Okay, it's not on my way. It's about twenty minutes out of the way, but I stop anyhow. She's boarded up her windows. One quick glance around shows me why – one of her neighbors is outside, sweeping glass off the stoop. Break-in? Hazel seems to have some forethought. Her porch light is on, and I knock three times before I remember that old people sometimes go to bed before suppertime.

She answers the door in ten seconds. Her hair's in rollers, but she's still dressed in jeans and a t-shirt that says, "If you're selling bullshit, stand in the next line."

Hazel settles me in with a glass of orange juice, though her hand trembles a bit as she sets it down on a bleach-spotted pocket coaster. She's not drinking anything this time.

"I'm glad you're okay. Lawdy." She says it after a long pause in which I slurp down half my orange juice. "If you're here, you must have some news."

I set the juice cup down. I don't know how exactly to tell Hazel that Lena went crazy hell cultist and got herself impregnated with a beast that's ravening through the populace, but something in my face must say part of it.

Hazel's eyes fill. "Did you find Lena? Honey, you gotta tell me something. These old nerves aren't what they were."

"I found her. But you're not going to like how."

She scrunches her eyes shut, and they almost disappear into the wrinkles of her face. "Don't tell me what happened. I don't want to know. Just tell me if she's alive."

Really not alive. But all I say is, "No. She's not alive."

Hazel puts one hand over her face and waves me off with the other. "Please go."

I stand and walk to the door.

My half-empty orange juice sits on an old back pocket.

I don't know what it would be like to find out that someone you treated like family started worshiping hellkin. I don't have any family myself. When you're born with eyes like mine, you don't get a say in that. You're raised by Mediators, schooled with Mediators, trained by Mediators. That's not to say that I grew up without love. They discovered a long time ago that if you raise a trained killer without any affection, you end up with murderers.

But I've never had to worry about family consorting with demons.
 

I always imagined it's painful. Frightening. A betrayal. Now that the woman who gave birth to me could be guilty of just that, I realize that being right ain't always full of strawberry shortcake and sweet tea.

We don't get much of a childhood. From the time we're able to walk, we're taught to use a sword. They start out with wood, but they become metal soon enough. I got my first dagger at five.
 

The funny thing I've learned from norms — human, witch, and morph alike — is that the children's games are the same whether you're a Mediator or not.
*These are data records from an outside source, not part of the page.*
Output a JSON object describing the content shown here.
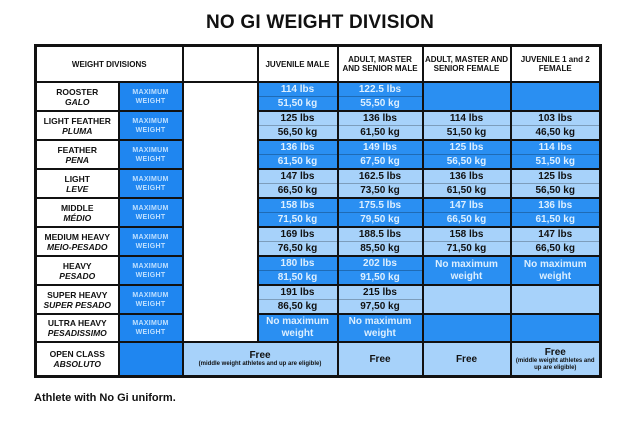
{
  "title": "NO GI WEIGHT DIVISION",
  "headers": {
    "divisions": "WEIGHT DIVISIONS",
    "juvenile_male": "JUVENILE MALE",
    "adult_male": "ADULT, MASTER AND SENIOR MALE",
    "adult_female": "ADULT, MASTER AND SENIOR FEMALE",
    "juvenile_female": "JUVENILE 1 and 2 FEMALE"
  },
  "max_weight_label": "MAXIMUM WEIGHT",
  "rows": [
    {
      "name": "ROOSTER",
      "sub": "GALO",
      "shade": "d",
      "jm": [
        "114 lbs",
        "51,50 kg"
      ],
      "am": [
        "122.5 lbs",
        "55,50 kg"
      ],
      "af": null,
      "jf": null
    },
    {
      "name": "LIGHT FEATHER",
      "sub": "PLUMA",
      "shade": "l",
      "jm": [
        "125 lbs",
        "56,50 kg"
      ],
      "am": [
        "136 lbs",
        "61,50 kg"
      ],
      "af": [
        "114 lbs",
        "51,50 kg"
      ],
      "jf": [
        "103 lbs",
        "46,50 kg"
      ]
    },
    {
      "name": "FEATHER",
      "sub": "PENA",
      "shade": "d",
      "jm": [
        "136 lbs",
        "61,50 kg"
      ],
      "am": [
        "149 lbs",
        "67,50 kg"
      ],
      "af": [
        "125 lbs",
        "56,50 kg"
      ],
      "jf": [
        "114 lbs",
        "51,50 kg"
      ]
    },
    {
      "name": "LIGHT",
      "sub": "LEVE",
      "shade": "l",
      "jm": [
        "147 lbs",
        "66,50 kg"
      ],
      "am": [
        "162.5 lbs",
        "73,50 kg"
      ],
      "af": [
        "136 lbs",
        "61,50 kg"
      ],
      "jf": [
        "125 lbs",
        "56,50 kg"
      ]
    },
    {
      "name": "MIDDLE",
      "sub": "MÉDIO",
      "shade": "d",
      "jm": [
        "158 lbs",
        "71,50 kg"
      ],
      "am": [
        "175.5 lbs",
        "79,50 kg"
      ],
      "af": [
        "147 lbs",
        "66,50 kg"
      ],
      "jf": [
        "136 lbs",
        "61,50 kg"
      ]
    },
    {
      "name": "MEDIUM HEAVY",
      "sub": "MEIO-PESADO",
      "shade": "l",
      "jm": [
        "169 lbs",
        "76,50 kg"
      ],
      "am": [
        "188.5 lbs",
        "85,50 kg"
      ],
      "af": [
        "158 lbs",
        "71,50 kg"
      ],
      "jf": [
        "147 lbs",
        "66,50 kg"
      ]
    },
    {
      "name": "HEAVY",
      "sub": "PESADO",
      "shade": "d",
      "jm": [
        "180 lbs",
        "81,50 kg"
      ],
      "am": [
        "202 lbs",
        "91,50 kg"
      ],
      "af": [
        "No maximum weight"
      ],
      "jf": [
        "No maximum weight"
      ]
    },
    {
      "name": "SUPER HEAVY",
      "sub": "SUPER PESADO",
      "shade": "l",
      "jm": [
        "191 lbs",
        "86,50 kg"
      ],
      "am": [
        "215 lbs",
        "97,50 kg"
      ],
      "af": null,
      "jf": null
    },
    {
      "name": "ULTRA HEAVY",
      "sub": "PESADISSIMO",
      "shade": "d",
      "jm": [
        "No maximum weight"
      ],
      "am": [
        "No maximum weight"
      ],
      "af": null,
      "jf": null
    }
  ],
  "open_class": {
    "name": "OPEN CLASS",
    "sub": "ABSOLUTO",
    "juvenile_male": "Free",
    "juvenile_male_note": "(middle weight athletes and up are eligible)",
    "adult_male": "Free",
    "adult_female": "Free",
    "juvenile_female": "Free",
    "juvenile_female_note": "(middle weight athletes and up are eligible)"
  },
  "footer": "Athlete with No Gi uniform.",
  "colors": {
    "dark_blue": "#2a8ff2",
    "light_blue": "#a7d2fa",
    "label_blue": "#1f86f0"
  }
}
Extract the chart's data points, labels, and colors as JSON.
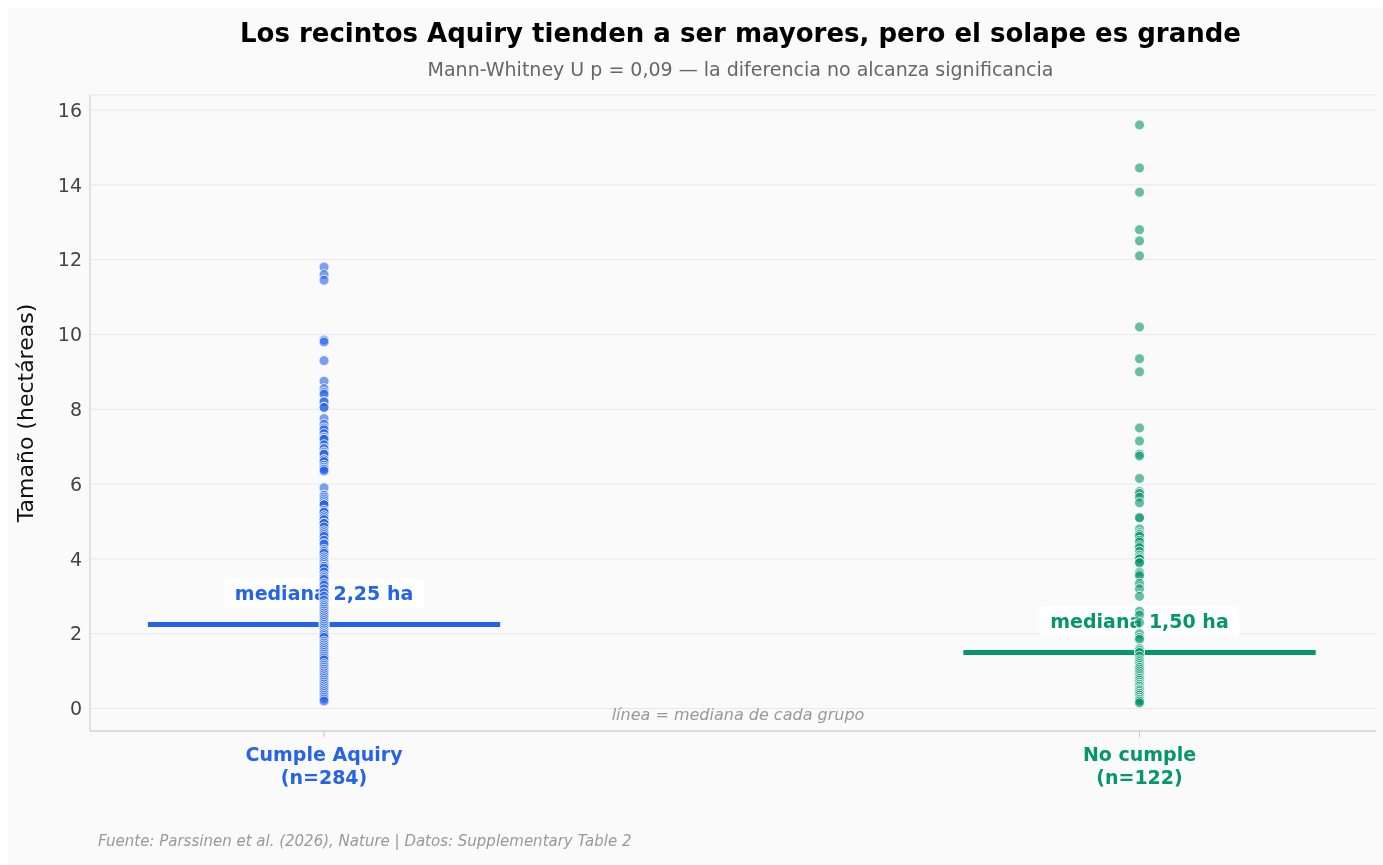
{
  "chart_data": {
    "type": "scatter",
    "title": "Los recintos Aquiry tienden a ser mayores, pero el solape es grande",
    "subtitle": "Mann-Whitney U p = 0,09 — la diferencia no alcanza significancia",
    "ylabel": "Tamaño (hectáreas)",
    "categories": [
      "Cumple Aquiry\n(n=284)",
      "No cumple\n(n=122)"
    ],
    "series": [
      {
        "color": "#2563eb",
        "x": [
          "Cumple Aquiry\n(n=284)",
          "Cumple Aquiry\n(n=284)",
          "Cumple Aquiry\n(n=284)",
          "Cumple Aquiry\n(n=284)",
          "Cumple Aquiry\n(n=284)",
          "Cumple Aquiry\n(n=284)",
          "Cumple Aquiry\n(n=284)",
          "Cumple Aquiry\n(n=284)",
          "Cumple Aquiry\n(n=284)",
          "Cumple Aquiry\n(n=284)",
          "Cumple Aquiry\n(n=284)",
          "Cumple Aquiry\n(n=284)",
          "Cumple Aquiry\n(n=284)",
          "Cumple Aquiry\n(n=284)",
          "Cumple Aquiry\n(n=284)",
          "Cumple Aquiry\n(n=284)",
          "Cumple Aquiry\n(n=284)",
          "Cumple Aquiry\n(n=284)",
          "Cumple Aquiry\n(n=284)",
          "Cumple Aquiry\n(n=284)",
          "Cumple Aquiry\n(n=284)",
          "Cumple Aquiry\n(n=284)",
          "Cumple Aquiry\n(n=284)",
          "Cumple Aquiry\n(n=284)",
          "Cumple Aquiry\n(n=284)",
          "Cumple Aquiry\n(n=284)",
          "Cumple Aquiry\n(n=284)",
          "Cumple Aquiry\n(n=284)",
          "Cumple Aquiry\n(n=284)",
          "Cumple Aquiry\n(n=284)",
          "Cumple Aquiry\n(n=284)",
          "Cumple Aquiry\n(n=284)",
          "Cumple Aquiry\n(n=284)",
          "Cumple Aquiry\n(n=284)",
          "Cumple Aquiry\n(n=284)",
          "Cumple Aquiry\n(n=284)",
          "Cumple Aquiry\n(n=284)",
          "Cumple Aquiry\n(n=284)",
          "Cumple Aquiry\n(n=284)",
          "Cumple Aquiry\n(n=284)",
          "Cumple Aquiry\n(n=284)",
          "Cumple Aquiry\n(n=284)",
          "Cumple Aquiry\n(n=284)",
          "Cumple Aquiry\n(n=284)",
          "Cumple Aquiry\n(n=284)",
          "Cumple Aquiry\n(n=284)",
          "Cumple Aquiry\n(n=284)",
          "Cumple Aquiry\n(n=284)",
          "Cumple Aquiry\n(n=284)",
          "Cumple Aquiry\n(n=284)",
          "Cumple Aquiry\n(n=284)",
          "Cumple Aquiry\n(n=284)",
          "Cumple Aquiry\n(n=284)",
          "Cumple Aquiry\n(n=284)",
          "Cumple Aquiry\n(n=284)",
          "Cumple Aquiry\n(n=284)",
          "Cumple Aquiry\n(n=284)",
          "Cumple Aquiry\n(n=284)",
          "Cumple Aquiry\n(n=284)",
          "Cumple Aquiry\n(n=284)",
          "Cumple Aquiry\n(n=284)",
          "Cumple Aquiry\n(n=284)",
          "Cumple Aquiry\n(n=284)",
          "Cumple Aquiry\n(n=284)",
          "Cumple Aquiry\n(n=284)",
          "Cumple Aquiry\n(n=284)",
          "Cumple Aquiry\n(n=284)",
          "Cumple Aquiry\n(n=284)",
          "Cumple Aquiry\n(n=284)",
          "Cumple Aquiry\n(n=284)",
          "Cumple Aquiry\n(n=284)",
          "Cumple Aquiry\n(n=284)",
          "Cumple Aquiry\n(n=284)",
          "Cumple Aquiry\n(n=284)",
          "Cumple Aquiry\n(n=284)",
          "Cumple Aquiry\n(n=284)",
          "Cumple Aquiry\n(n=284)",
          "Cumple Aquiry\n(n=284)",
          "Cumple Aquiry\n(n=284)",
          "Cumple Aquiry\n(n=284)",
          "Cumple Aquiry\n(n=284)",
          "Cumple Aquiry\n(n=284)",
          "Cumple Aquiry\n(n=284)",
          "Cumple Aquiry\n(n=284)",
          "Cumple Aquiry\n(n=284)",
          "Cumple Aquiry\n(n=284)",
          "Cumple Aquiry\n(n=284)",
          "Cumple Aquiry\n(n=284)",
          "Cumple Aquiry\n(n=284)",
          "Cumple Aquiry\n(n=284)",
          "Cumple Aquiry\n(n=284)",
          "Cumple Aquiry\n(n=284)",
          "Cumple Aquiry\n(n=284)",
          "Cumple Aquiry\n(n=284)",
          "Cumple Aquiry\n(n=284)",
          "Cumple Aquiry\n(n=284)",
          "Cumple Aquiry\n(n=284)",
          "Cumple Aquiry\n(n=284)",
          "Cumple Aquiry\n(n=284)",
          "Cumple Aquiry\n(n=284)",
          "Cumple Aquiry\n(n=284)",
          "Cumple Aquiry\n(n=284)",
          "Cumple Aquiry\n(n=284)",
          "Cumple Aquiry\n(n=284)",
          "Cumple Aquiry\n(n=284)",
          "Cumple Aquiry\n(n=284)",
          "Cumple Aquiry\n(n=284)",
          "Cumple Aquiry\n(n=284)",
          "Cumple Aquiry\n(n=284)",
          "Cumple Aquiry\n(n=284)",
          "Cumple Aquiry\n(n=284)",
          "Cumple Aquiry\n(n=284)",
          "Cumple Aquiry\n(n=284)",
          "Cumple Aquiry\n(n=284)",
          "Cumple Aquiry\n(n=284)",
          "Cumple Aquiry\n(n=284)",
          "Cumple Aquiry\n(n=284)",
          "Cumple Aquiry\n(n=284)",
          "Cumple Aquiry\n(n=284)",
          "Cumple Aquiry\n(n=284)",
          "Cumple Aquiry\n(n=284)",
          "Cumple Aquiry\n(n=284)",
          "Cumple Aquiry\n(n=284)",
          "Cumple Aquiry\n(n=284)",
          "Cumple Aquiry\n(n=284)",
          "Cumple Aquiry\n(n=284)",
          "Cumple Aquiry\n(n=284)",
          "Cumple Aquiry\n(n=284)",
          "Cumple Aquiry\n(n=284)",
          "Cumple Aquiry\n(n=284)",
          "Cumple Aquiry\n(n=284)",
          "Cumple Aquiry\n(n=284)",
          "Cumple Aquiry\n(n=284)",
          "Cumple Aquiry\n(n=284)"
        ],
        "values": [
          11.8,
          11.6,
          11.45,
          9.85,
          9.8,
          9.3,
          8.75,
          8.55,
          8.45,
          8.4,
          8.2,
          8.2,
          8.05,
          8.05,
          7.75,
          7.6,
          7.5,
          7.45,
          7.35,
          7.25,
          7.2,
          7.2,
          7.05,
          6.95,
          6.85,
          6.8,
          6.8,
          6.65,
          6.65,
          6.6,
          6.5,
          6.45,
          6.4,
          6.4,
          6.35,
          5.9,
          5.7,
          5.7,
          5.65,
          5.6,
          5.55,
          5.5,
          5.45,
          5.45,
          5.3,
          5.25,
          5.25,
          5.15,
          5.1,
          5.05,
          4.95,
          4.95,
          4.95,
          4.85,
          4.75,
          4.7,
          4.65,
          4.6,
          4.5,
          4.4,
          4.4,
          4.25,
          4.2,
          4.15,
          4.05,
          4.0,
          3.95,
          3.9,
          3.85,
          3.8,
          3.8,
          3.75,
          3.65,
          3.55,
          3.5,
          3.45,
          3.35,
          3.3,
          3.2,
          3.1,
          3.0,
          2.9,
          2.8,
          2.75,
          2.7,
          2.65,
          2.6,
          2.55,
          2.5,
          2.45,
          2.4,
          2.35,
          2.3,
          2.25,
          2.2,
          2.15,
          2.1,
          2.05,
          2.0,
          2.0,
          1.95,
          1.9,
          1.8,
          1.75,
          1.7,
          1.65,
          1.6,
          1.55,
          1.5,
          1.45,
          1.4,
          1.35,
          1.3,
          1.2,
          1.15,
          1.1,
          1.05,
          1.0,
          0.95,
          0.9,
          0.85,
          0.8,
          0.75,
          0.7,
          0.65,
          0.6,
          0.55,
          0.5,
          0.45,
          0.4,
          0.35,
          0.3,
          0.25,
          0.2
        ]
      },
      {
        "color": "#059669",
        "x": [
          "No cumple\n(n=122)",
          "No cumple\n(n=122)",
          "No cumple\n(n=122)",
          "No cumple\n(n=122)",
          "No cumple\n(n=122)",
          "No cumple\n(n=122)",
          "No cumple\n(n=122)",
          "No cumple\n(n=122)",
          "No cumple\n(n=122)",
          "No cumple\n(n=122)",
          "No cumple\n(n=122)",
          "No cumple\n(n=122)",
          "No cumple\n(n=122)",
          "No cumple\n(n=122)",
          "No cumple\n(n=122)",
          "No cumple\n(n=122)",
          "No cumple\n(n=122)",
          "No cumple\n(n=122)",
          "No cumple\n(n=122)",
          "No cumple\n(n=122)",
          "No cumple\n(n=122)",
          "No cumple\n(n=122)",
          "No cumple\n(n=122)",
          "No cumple\n(n=122)",
          "No cumple\n(n=122)",
          "No cumple\n(n=122)",
          "No cumple\n(n=122)",
          "No cumple\n(n=122)",
          "No cumple\n(n=122)",
          "No cumple\n(n=122)",
          "No cumple\n(n=122)",
          "No cumple\n(n=122)",
          "No cumple\n(n=122)",
          "No cumple\n(n=122)",
          "No cumple\n(n=122)",
          "No cumple\n(n=122)",
          "No cumple\n(n=122)",
          "No cumple\n(n=122)",
          "No cumple\n(n=122)",
          "No cumple\n(n=122)",
          "No cumple\n(n=122)",
          "No cumple\n(n=122)",
          "No cumple\n(n=122)",
          "No cumple\n(n=122)",
          "No cumple\n(n=122)",
          "No cumple\n(n=122)",
          "No cumple\n(n=122)",
          "No cumple\n(n=122)",
          "No cumple\n(n=122)",
          "No cumple\n(n=122)",
          "No cumple\n(n=122)",
          "No cumple\n(n=122)",
          "No cumple\n(n=122)",
          "No cumple\n(n=122)",
          "No cumple\n(n=122)",
          "No cumple\n(n=122)",
          "No cumple\n(n=122)",
          "No cumple\n(n=122)",
          "No cumple\n(n=122)",
          "No cumple\n(n=122)",
          "No cumple\n(n=122)",
          "No cumple\n(n=122)",
          "No cumple\n(n=122)",
          "No cumple\n(n=122)",
          "No cumple\n(n=122)",
          "No cumple\n(n=122)",
          "No cumple\n(n=122)",
          "No cumple\n(n=122)",
          "No cumple\n(n=122)",
          "No cumple\n(n=122)",
          "No cumple\n(n=122)",
          "No cumple\n(n=122)",
          "No cumple\n(n=122)",
          "No cumple\n(n=122)",
          "No cumple\n(n=122)",
          "No cumple\n(n=122)",
          "No cumple\n(n=122)",
          "No cumple\n(n=122)",
          "No cumple\n(n=122)",
          "No cumple\n(n=122)",
          "No cumple\n(n=122)",
          "No cumple\n(n=122)",
          "No cumple\n(n=122)",
          "No cumple\n(n=122)",
          "No cumple\n(n=122)"
        ],
        "values": [
          15.6,
          14.45,
          13.8,
          12.8,
          12.5,
          12.1,
          10.2,
          9.35,
          9.0,
          7.5,
          7.15,
          6.8,
          6.75,
          6.15,
          5.8,
          5.75,
          5.65,
          5.5,
          5.1,
          5.1,
          4.8,
          4.7,
          4.65,
          4.65,
          4.6,
          4.5,
          4.45,
          4.35,
          4.3,
          4.2,
          4.1,
          4.05,
          4.0,
          4.0,
          3.9,
          3.9,
          3.65,
          3.6,
          3.55,
          3.35,
          3.2,
          3.0,
          2.6,
          2.5,
          2.3,
          2.0,
          1.9,
          1.85,
          1.6,
          1.55,
          1.5,
          1.4,
          1.3,
          1.25,
          1.2,
          1.15,
          1.1,
          1.1,
          1.05,
          1.0,
          0.95,
          0.9,
          0.85,
          0.8,
          0.8,
          0.75,
          0.7,
          0.65,
          0.65,
          0.6,
          0.6,
          0.55,
          0.5,
          0.5,
          0.5,
          0.45,
          0.4,
          0.4,
          0.35,
          0.3,
          0.25,
          0.25,
          0.2,
          0.2,
          0.15
        ]
      }
    ],
    "ref_lines": [
      {
        "axis": "y",
        "value": 2.25,
        "label": "mediana 2,25 ha",
        "color": "#2563eb"
      },
      {
        "axis": "y",
        "value": 1.5,
        "label": "mediana 1,50 ha",
        "color": "#059669"
      }
    ],
    "annotations": [
      "línea = mediana de cada grupo",
      "Fuente: Parssinen et al. (2026), Nature | Datos: Supplementary Table 2"
    ],
    "ylim": [
      -0.6,
      16.4
    ],
    "yticks": [
      0,
      2,
      4,
      6,
      8,
      10,
      12,
      14,
      16
    ],
    "grid": "y",
    "marker": "circle",
    "legend": false
  }
}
All the little Mittens play tag and hide-and-seek and capture the flag. What are those games if not training? Chase, hide, evade.
 

Sounds a lot like my life.

I should probably do something more interesting than go to work, come home, patrol, kill, bathe, bed. Like go to happy hour or have girlfriends or date or hell, go to Magic Marco's Karaoke where he makes you sound just like whatever sensation you're singing. I hear it's pretty funny to watch a prissy church girl bellow Aretha.